Una auténtica porquería –en realidad una simple, sencilla y pura mierda- el servicio de esa gran, es un decir, librería, que llevo media hora tratando de encargarle un libro y el proceso se atranca, en pleno año 2007 del siglo XXI, porque las cosas funcionan según se cuidan o no y de seguro a este encargado le importa un pito que yo compre o deje de comprar el libro, cualquiera que sea, que para él pienso que no es más que un numero del catálogo y ya podría este sujeto, es decir, yo, irse a la librería y comprarlo en el mostrador, o mejor aún, tomarlo él mismo del anaquel y pasar, eso sí, por caja, saludar a la sonriente cajera -¿pagará con tarjeta?, ¿me enseña su DNI, por favor?; nuevas sonrisas de disculpa- y no dar la lata, que esto de la librería electrónica no es más que una exhibición de supuesta modernidad todavía mal asimilada, pese a la habilidad de los moticones, los incontables logos, la reiteradamente incumplida promesa de que en cuarenta y ocho horas usted recibirá un ejemplar de la obra adquirida. ¡Váyase usted a su servicio!, señor librero, es decir, a la pura, sencilla y simple mierda, o atiéndalo como aquellos viejos libreros del guardapolvos y gafas de culo de vaso, que siempre tenían oculto ellos sabrían dónde el ejemplar que uno iba a buscar con aquella timidez de lector reciente, fuera cual fuese la pretensión, desde La caída del imperio romano, de Gibbon hasta la Anábasis, de Jenofonte.
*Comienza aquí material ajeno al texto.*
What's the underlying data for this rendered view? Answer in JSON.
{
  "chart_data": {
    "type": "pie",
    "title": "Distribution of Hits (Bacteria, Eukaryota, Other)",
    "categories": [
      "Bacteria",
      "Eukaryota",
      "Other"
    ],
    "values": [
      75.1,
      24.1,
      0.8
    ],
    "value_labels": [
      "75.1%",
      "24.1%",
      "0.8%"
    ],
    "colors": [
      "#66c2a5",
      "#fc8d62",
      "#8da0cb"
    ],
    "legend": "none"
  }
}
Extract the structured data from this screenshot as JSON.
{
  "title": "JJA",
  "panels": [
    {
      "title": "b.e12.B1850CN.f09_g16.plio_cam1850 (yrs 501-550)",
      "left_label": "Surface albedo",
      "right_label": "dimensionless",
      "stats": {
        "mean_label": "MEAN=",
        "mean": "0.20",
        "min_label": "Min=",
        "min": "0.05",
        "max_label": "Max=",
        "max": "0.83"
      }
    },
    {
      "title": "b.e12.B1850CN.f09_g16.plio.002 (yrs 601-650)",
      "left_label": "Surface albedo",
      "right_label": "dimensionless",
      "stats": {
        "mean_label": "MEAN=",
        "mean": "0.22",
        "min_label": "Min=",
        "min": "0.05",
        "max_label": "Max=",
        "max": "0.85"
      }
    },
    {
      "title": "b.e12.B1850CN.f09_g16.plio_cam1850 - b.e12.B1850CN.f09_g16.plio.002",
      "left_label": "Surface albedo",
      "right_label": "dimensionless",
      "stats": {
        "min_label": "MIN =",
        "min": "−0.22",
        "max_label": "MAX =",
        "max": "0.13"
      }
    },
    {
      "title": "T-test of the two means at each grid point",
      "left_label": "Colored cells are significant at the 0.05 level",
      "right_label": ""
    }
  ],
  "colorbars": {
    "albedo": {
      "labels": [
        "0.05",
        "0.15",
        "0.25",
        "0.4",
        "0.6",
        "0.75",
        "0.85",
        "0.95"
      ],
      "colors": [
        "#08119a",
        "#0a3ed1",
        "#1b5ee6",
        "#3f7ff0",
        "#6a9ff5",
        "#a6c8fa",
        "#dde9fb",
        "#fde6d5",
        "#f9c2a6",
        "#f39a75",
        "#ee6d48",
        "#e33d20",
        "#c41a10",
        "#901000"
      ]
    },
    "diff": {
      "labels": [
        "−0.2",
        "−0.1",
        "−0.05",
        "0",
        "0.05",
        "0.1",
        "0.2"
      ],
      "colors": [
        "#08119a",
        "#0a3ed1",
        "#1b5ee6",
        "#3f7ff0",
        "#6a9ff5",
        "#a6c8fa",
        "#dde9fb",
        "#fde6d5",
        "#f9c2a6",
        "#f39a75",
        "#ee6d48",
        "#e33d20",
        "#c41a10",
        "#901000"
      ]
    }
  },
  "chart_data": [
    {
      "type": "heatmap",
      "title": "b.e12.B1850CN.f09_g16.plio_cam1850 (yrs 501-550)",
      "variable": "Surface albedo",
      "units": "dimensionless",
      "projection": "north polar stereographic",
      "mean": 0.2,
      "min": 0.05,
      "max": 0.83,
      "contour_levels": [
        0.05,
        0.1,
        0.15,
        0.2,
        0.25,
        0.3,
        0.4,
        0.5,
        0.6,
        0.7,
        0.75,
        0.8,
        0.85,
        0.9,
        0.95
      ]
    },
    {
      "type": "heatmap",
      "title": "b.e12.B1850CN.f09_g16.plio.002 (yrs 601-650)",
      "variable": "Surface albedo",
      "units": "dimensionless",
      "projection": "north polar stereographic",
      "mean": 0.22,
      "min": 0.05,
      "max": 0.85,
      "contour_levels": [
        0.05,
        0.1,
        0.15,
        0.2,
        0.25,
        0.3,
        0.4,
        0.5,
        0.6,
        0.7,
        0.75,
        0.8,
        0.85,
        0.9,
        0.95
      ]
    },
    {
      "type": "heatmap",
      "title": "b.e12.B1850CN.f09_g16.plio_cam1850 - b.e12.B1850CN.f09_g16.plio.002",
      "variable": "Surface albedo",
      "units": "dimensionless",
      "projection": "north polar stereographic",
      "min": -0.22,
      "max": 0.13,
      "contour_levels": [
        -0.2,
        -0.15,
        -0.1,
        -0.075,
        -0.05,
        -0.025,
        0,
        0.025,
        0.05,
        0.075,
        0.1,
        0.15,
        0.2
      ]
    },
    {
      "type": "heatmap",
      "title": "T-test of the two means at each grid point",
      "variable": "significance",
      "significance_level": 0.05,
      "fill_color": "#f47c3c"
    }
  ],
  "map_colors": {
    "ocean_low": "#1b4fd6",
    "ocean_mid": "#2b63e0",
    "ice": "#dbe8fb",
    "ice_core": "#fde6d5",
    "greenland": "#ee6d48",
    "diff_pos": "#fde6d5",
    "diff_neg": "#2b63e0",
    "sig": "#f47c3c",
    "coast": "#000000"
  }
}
Alguna vez se sorprendían: pero ¿de verdad pretendes leer El paraíso perdido? Pues sí, de una sentada, a poder ser. Luego no pude, lo confieso, pero poco a poco hasta el Ulises, de Joyce, que es algo de lo que debe presumirse de haber leído, por mucho que cueste hincarle el diente, que en mi modesta opinión, es más un complicado y exigente trabajo que la distracción que muchos buscamos en la lectura nuestra de cada día, o la evasión, o la liberación de esa rutina que en tantas ocasiones sustituye el espíritu aventurero con que nace cada hombre y que cada hombre vende incautamente cuando casi niño todavía, como Esaú, también por el consabido plato de lentejas.

lunes, 1 de enero de 2007

Me he colado en el año nuevo, 2007, como si no hubiera pasado nada. Estaba en 2006, un parpadeo y era 2007. Ni un salto de temperatura, ni ponerse a llover de repente. Fue, ya digo, como deslizarse por un tobogán no demasiado largo y la noche continuó siendo noche, pero ahora estaban sirviendo copas de vino espumoso, se arremolinaban, un rapaz, en el tumulto, se abrazó a su vecina de más cerca y se besaron. No fue que le robara, como era su evidente intención, un beso, sino que ella lo atrapó, se ciñó a él y se quedaron ambos por unos segundos, aparentemente quietos, supongo que arrebatados. Luego, ella le dió una bofetada y salió corriendo de la habitación. El se puso la mano en la cara, y, pensativo, se fue apartando hasta desparecer entre la gente. También fue como si no hubiera pasado nada, pero el año, con este incidente, ya no me pareció tan ingenuo como había esperado que fuese. Si acaso más proclive a lo inesperado susceptible de producir consecuencias inimaginables. ¿A dónde fue la chica a escupir su deleite? ¿A dónde el ladrón a esconder como un tesoro el suyo? ¿Habrá pintado un plano de la escondida caverna de la isla desde hoy del tesoro en que lo ocultó en un cofre de madera de jacarandá?